Kritische Einführung zu dem Buch "Virus-Wahn" von Torsten Engelbrecht und Claus Köhnlein (emu-Verlag, Lahnstein 2006)

Das von Torsten Engelbrecht und Claus Köhnlein, einem Journalisten und einem praktizierenden Mediziner, verfaßte Buch "Virus-Wahn" verdient Anerkennung, denn es stellt eindrucksvoll die Frage nach der Seriosität der bisher erbrachten wissenschaftlichen Nachweise so genannter viraler Erkrankungen und virusbedingter Seuchen. Damit bezieht das Buch gegen ein anscheinend etabliertes Wissen Stellung und erfüllt so eine wesentliche und wertvolle Funktion jedes wissenschaftlichen Arbeitens, nämlich des ständigen Zweifeins und des Hinterfragens scheinbar gesicherten Wissens. Diesem Ziel kommt es weniger durch ein inhaltlich-wissenschaftliches als hauptsächlich durch ein medienkritisch-journalistisches Argumentieren nach: Es kritisiert und provoziert, um so erst ein öffentliches Problembewusstsein zu erzeugen. Dabei pendelt der Text zwischen unterschiedlichen Ebenen hin und her, nämlich zwischen der journalistisch-medienkritischen, der inhaltlich-wissenschaftlichen und einer historisch-akzentuierten. Damit problematisiert es die Wechselwirkung zwischen Wissenschaft, ihrer Finanzierung und medialer Gestaltung sozialer Realität. Als Quellen bedienen sich die Autoren vorwiegend - entsprechend der Anlage des Buches - journalistischer Publikationen, die zum Beispiel im Spiegel und in der New York Times erschienen sind und in allgemeinverständlicher Weise wissenschaftliche Sachverhalte berichten. Die Inhalte der von den Autoren zitierten wissenschaftlichen Originalliteratur werden hingegen seltener ausführlich nachgezeichnet und auf wissenschaftlicher Ebene diskutiert. Allerdings kann hinsichtlich der Zielsetzung des Buches das bloße Aufzeigen der sozialen Mechanismen nicht die Auseinandersetzung mit den wissenschaftlichen Theorien selbst ersetzen, denn um ein bestehendes wissenschaftliches Paradigma abzulösen, müßte man nicht nur seine Unbegründetheit aufweisen, sondern ebenfalls eine theoretische Alternative bieten. Darum fordert das Buch zu weiterer Theorienbildung auf, zum Beispiel zur Aufhellung der in ihm angesprochenen Impfproblematik.

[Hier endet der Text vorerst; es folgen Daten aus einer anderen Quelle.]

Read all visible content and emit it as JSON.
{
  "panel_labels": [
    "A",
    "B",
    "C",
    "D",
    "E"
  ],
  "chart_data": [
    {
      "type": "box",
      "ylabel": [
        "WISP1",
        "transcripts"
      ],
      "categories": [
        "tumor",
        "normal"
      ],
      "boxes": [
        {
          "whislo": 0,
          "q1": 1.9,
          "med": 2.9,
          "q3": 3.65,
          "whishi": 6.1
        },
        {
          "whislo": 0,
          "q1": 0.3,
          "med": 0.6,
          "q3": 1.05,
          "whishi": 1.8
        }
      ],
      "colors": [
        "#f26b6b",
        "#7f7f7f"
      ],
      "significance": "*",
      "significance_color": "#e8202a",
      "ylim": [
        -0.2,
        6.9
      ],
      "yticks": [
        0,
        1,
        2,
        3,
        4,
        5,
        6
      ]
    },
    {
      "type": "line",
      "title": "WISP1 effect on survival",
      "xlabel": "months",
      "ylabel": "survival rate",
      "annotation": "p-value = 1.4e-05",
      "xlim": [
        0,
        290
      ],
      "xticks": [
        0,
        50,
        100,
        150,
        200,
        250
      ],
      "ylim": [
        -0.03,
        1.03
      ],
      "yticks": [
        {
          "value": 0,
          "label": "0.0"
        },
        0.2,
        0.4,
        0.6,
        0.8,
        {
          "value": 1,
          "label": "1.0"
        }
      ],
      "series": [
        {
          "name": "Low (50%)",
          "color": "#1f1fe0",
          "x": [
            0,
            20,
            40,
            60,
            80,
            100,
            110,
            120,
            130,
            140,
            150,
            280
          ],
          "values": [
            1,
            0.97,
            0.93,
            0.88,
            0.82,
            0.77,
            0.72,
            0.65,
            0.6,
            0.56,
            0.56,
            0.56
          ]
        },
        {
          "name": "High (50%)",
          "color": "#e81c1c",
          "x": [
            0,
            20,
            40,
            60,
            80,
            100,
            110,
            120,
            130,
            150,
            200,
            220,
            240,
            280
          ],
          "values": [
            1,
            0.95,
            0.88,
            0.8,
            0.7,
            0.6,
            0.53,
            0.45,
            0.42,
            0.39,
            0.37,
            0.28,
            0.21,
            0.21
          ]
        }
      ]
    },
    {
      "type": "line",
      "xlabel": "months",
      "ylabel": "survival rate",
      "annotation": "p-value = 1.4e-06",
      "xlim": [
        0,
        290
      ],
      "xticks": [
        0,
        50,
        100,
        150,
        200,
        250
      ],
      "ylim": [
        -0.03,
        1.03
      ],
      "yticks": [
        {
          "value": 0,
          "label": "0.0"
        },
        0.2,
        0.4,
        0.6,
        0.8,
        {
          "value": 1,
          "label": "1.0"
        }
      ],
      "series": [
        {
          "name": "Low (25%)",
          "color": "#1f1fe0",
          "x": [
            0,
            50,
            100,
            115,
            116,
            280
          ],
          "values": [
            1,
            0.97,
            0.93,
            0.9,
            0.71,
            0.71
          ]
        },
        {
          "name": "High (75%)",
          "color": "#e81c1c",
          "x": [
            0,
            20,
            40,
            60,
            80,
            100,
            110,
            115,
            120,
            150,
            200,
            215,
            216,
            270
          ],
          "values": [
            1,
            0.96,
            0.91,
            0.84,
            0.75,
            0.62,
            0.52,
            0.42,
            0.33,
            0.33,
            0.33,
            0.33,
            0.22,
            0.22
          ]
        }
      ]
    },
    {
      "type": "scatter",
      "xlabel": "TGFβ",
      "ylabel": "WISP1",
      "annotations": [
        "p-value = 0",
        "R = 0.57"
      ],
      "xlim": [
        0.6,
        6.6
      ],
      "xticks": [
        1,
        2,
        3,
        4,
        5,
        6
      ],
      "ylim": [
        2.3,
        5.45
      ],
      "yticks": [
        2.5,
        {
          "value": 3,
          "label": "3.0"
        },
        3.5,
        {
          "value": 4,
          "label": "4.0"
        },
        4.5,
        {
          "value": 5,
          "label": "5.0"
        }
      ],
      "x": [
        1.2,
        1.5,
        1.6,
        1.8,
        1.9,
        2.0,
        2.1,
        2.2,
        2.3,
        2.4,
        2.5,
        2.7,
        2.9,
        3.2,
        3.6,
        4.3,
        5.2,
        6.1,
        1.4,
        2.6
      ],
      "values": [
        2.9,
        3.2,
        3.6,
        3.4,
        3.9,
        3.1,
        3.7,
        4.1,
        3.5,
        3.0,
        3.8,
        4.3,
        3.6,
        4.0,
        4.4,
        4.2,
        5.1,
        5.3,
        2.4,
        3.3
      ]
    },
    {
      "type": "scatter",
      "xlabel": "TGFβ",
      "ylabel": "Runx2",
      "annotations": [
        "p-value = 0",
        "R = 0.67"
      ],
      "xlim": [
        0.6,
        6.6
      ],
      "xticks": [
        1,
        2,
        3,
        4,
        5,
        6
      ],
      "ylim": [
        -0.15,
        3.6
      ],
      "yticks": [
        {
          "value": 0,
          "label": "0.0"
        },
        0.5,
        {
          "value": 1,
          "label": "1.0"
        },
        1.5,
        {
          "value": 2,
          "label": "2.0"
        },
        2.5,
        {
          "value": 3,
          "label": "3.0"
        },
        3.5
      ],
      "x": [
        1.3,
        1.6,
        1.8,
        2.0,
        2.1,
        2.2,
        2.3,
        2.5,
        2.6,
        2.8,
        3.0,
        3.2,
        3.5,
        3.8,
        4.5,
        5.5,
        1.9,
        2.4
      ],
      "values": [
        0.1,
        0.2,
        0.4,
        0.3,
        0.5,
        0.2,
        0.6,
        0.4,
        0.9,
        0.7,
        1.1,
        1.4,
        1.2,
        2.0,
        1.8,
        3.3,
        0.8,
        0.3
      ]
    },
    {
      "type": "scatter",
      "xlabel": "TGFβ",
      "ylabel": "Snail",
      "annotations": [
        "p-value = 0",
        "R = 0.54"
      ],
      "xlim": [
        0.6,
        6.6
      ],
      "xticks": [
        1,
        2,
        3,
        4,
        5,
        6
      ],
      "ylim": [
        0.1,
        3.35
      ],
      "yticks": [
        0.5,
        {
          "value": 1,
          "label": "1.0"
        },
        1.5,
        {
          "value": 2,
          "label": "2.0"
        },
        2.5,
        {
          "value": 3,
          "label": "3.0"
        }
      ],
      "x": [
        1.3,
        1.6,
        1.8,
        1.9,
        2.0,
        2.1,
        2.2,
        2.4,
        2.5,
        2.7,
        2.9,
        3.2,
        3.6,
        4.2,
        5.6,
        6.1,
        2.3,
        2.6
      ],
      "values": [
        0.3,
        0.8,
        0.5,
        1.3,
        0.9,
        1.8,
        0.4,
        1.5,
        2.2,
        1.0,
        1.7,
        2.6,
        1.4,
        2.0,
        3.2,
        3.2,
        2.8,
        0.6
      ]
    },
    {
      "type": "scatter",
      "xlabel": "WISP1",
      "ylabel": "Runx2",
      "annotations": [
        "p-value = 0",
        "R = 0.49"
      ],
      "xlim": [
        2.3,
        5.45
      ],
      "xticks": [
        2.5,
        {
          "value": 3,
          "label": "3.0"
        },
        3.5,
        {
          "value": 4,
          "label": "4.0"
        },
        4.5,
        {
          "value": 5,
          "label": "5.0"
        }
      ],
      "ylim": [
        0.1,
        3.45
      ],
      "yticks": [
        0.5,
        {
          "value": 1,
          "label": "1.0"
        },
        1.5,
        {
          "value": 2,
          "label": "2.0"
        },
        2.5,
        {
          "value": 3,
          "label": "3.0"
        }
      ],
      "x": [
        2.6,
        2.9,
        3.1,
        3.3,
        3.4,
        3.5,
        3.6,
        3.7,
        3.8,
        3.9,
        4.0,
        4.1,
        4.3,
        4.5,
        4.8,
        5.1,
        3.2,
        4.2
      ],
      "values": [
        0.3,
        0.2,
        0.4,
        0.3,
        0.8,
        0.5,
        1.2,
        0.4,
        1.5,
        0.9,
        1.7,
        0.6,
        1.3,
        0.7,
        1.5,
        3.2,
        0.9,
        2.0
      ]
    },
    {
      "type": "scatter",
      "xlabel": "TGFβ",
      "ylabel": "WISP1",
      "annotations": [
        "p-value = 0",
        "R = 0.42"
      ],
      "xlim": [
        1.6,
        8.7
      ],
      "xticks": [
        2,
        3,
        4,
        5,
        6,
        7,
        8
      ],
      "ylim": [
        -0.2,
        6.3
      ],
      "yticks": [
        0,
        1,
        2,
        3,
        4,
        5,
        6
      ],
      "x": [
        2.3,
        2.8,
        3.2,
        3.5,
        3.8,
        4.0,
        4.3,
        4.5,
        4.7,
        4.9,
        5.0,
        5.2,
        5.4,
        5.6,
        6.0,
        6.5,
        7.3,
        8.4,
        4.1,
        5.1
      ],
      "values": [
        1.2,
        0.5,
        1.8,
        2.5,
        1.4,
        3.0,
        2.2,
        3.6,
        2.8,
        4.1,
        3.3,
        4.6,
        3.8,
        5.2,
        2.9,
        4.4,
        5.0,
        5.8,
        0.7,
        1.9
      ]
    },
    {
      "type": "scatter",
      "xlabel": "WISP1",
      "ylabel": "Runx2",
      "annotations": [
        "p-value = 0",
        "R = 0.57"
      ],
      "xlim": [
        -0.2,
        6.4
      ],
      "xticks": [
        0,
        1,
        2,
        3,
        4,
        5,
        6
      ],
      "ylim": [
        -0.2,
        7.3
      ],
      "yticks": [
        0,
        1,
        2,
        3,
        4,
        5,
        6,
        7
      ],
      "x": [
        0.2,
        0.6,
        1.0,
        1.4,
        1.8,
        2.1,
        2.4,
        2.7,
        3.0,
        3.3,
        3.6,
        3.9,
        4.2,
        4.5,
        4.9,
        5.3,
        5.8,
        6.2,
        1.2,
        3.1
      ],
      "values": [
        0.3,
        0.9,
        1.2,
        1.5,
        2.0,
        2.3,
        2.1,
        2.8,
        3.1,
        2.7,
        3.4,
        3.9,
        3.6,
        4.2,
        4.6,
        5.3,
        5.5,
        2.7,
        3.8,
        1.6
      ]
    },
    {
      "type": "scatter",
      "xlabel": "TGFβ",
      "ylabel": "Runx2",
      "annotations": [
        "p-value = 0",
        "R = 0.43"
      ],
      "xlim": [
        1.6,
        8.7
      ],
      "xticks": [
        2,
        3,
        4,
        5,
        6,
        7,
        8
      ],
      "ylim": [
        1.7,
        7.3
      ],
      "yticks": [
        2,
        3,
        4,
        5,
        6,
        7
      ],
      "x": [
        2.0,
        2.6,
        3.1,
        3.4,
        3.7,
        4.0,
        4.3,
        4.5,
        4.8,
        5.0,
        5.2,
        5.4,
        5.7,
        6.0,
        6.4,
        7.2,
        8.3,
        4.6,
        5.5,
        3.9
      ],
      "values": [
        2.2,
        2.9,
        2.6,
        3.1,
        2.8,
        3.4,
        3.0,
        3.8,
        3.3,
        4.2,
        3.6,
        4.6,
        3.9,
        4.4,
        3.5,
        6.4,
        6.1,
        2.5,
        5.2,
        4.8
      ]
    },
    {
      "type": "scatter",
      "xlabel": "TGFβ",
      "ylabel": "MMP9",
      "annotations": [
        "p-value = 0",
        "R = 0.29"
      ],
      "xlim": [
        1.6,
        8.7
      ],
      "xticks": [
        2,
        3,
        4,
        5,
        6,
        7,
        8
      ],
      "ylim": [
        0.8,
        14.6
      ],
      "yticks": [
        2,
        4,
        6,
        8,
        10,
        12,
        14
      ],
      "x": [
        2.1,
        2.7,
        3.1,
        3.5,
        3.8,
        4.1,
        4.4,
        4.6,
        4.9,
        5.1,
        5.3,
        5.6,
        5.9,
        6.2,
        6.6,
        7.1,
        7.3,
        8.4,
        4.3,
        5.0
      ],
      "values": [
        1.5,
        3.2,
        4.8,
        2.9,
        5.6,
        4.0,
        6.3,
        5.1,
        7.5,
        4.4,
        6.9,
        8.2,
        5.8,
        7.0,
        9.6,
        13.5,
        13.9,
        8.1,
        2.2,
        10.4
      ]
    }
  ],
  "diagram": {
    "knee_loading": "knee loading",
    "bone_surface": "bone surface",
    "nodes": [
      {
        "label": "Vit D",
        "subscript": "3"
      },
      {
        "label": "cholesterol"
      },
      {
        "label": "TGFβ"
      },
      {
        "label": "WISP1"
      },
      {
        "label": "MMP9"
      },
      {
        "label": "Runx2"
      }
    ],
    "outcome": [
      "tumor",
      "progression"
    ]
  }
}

Unserer Meinung nach geht es den Autoren darum, ihr Unbehagen über die gegenwärtige gesundheitspolitische und medizinisch-wissenschaftliche Wirklichkeit auszudrücken. Sie sehen ein grundsätzliches Problem darin, daß in der Medizin eine Tendenz besteht, komplexe Sachverhalte vorwiegend mit monokausalen Denkansätzen wissenschaftlich zu erfassen. Dabei darf daran erinnert werden, daß für die Erklärung und das Verständnis von bakteriell bedingten Infektionskrankheiten dieses Vorgehen nicht selten erfolgreich gewesen ist.

So diskutieren die Autoren die Art und Weise, wie eine monokausale Sichtweise die medizinische Forschung einengen kann, am Beispiel der Theorie zur Entstehung von AIDS, die eine Verursachung allein durch das HI-Virus unterstellt. Die Autoren setzen dieser monokausalen Sicht ihre Auffassung entgegen, daß sich Krankheiten besser verstehen ließen, wenn man sie als von einer Vielzahl von Faktoren abhängig analysiert. Dieser Auffassung zufolge ließen sich viele Krankheiten, auch wenn der vermeintlich monokausale Erreger vorhanden ist, in den meisten Fällen durch einen ungeschwächten Organismus selbst abwehren. Diese Sicht könnte - auch wenn die Virustheorie selbst nicht, wie von diesem Buch behauptet, falsch ist - wichtige Erkenntnisse über noch nicht hinreichend verstandene Krankheiten ermöglichen, die sich bisher einer Erklärung im Rahmen einer monokausalen Theorie widersetzt haben. Dieses weitere wichtige Anliegen dieses Buches, Krankheiten prinzipiell multikausal als komplexe Phänomene zu betrachten, erscheint uns grundsätzlich wertvoll.